OpenVINO inference server details

Using the terminal shell, execute the given curl command and see the inference result output.

Starting a playground with an OpenVINO compatible model

  1. Click the Podman AI Lab icon in the navigation bar.
  2. In the Podman AI Lab navigation bar, click Models > Playgrounds menu item.
  3. Click the New Playground button on the top right.
  4. Select an OpenVINO compatible model in the list (e.g. OpenVINO/mistral-7B-instruct-v0.2-int4-ov) in the Model list and click the Create playground button.
  5. The playground for the model is being started and after a while, a chat interface is displayed.

Initial playground on OpenVINO model

Enter 'What is OpenVINO ?' in the prompt and click the Send button. The OpenVINO model will respond with an answer.

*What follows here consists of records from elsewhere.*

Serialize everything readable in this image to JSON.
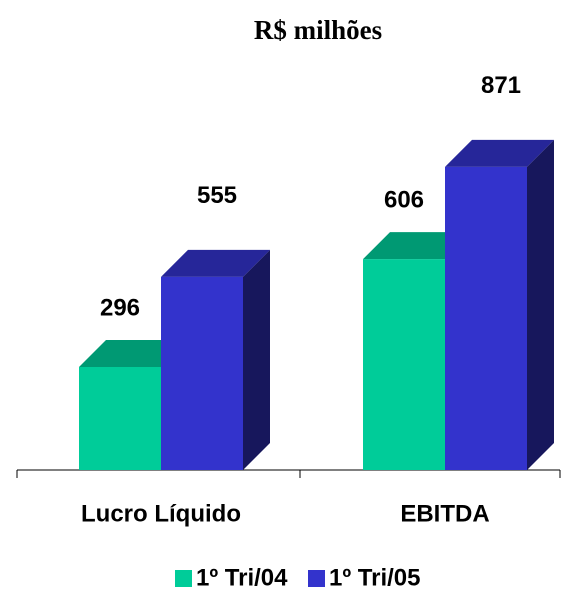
{
  "chart_data": {
    "type": "bar3d",
    "title": "R$ milhões",
    "categories": [
      "Lucro Líquido",
      "EBITDA"
    ],
    "series": [
      {
        "name": "1º Tri/04",
        "color": "#00cc99",
        "values": [
          296,
          606
        ]
      },
      {
        "name": "1º Tri/05",
        "color": "#3333cc",
        "values": [
          555,
          871
        ]
      }
    ]
  }
}
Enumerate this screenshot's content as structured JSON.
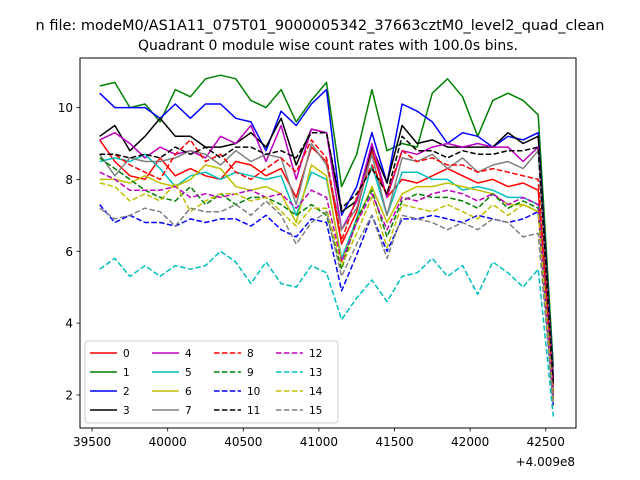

OpenVINO model response in the playground

Consistency with OpenShift AI + OpenVINO

One of the key advantages of using OpenVINO in Podman AI Lab is the consistency it brings when transitioning workloads to OpenShift AI. Both platforms now support OpenVINO, ensuring that:

  • Models tested and optimized locally in Podman AI Lab will behave the same way when deployed to OpenShift AI.
  • You can maintain a unified workflow from development to production, reducing surprises and integration issues.
  • Performance optimizations and hardware acceleration are preserved across environments.

Conclusion

By enabling OpenVINO as an inference provider, Podman AI Lab empowers users to leverage high-performance AI inference both locally and in the cloud, with a consistent experience across platforms like OpenShift AI. This integration streamlines the AI development lifecycle and unlocks new possibilities for deploying efficient, scalable AI solutions.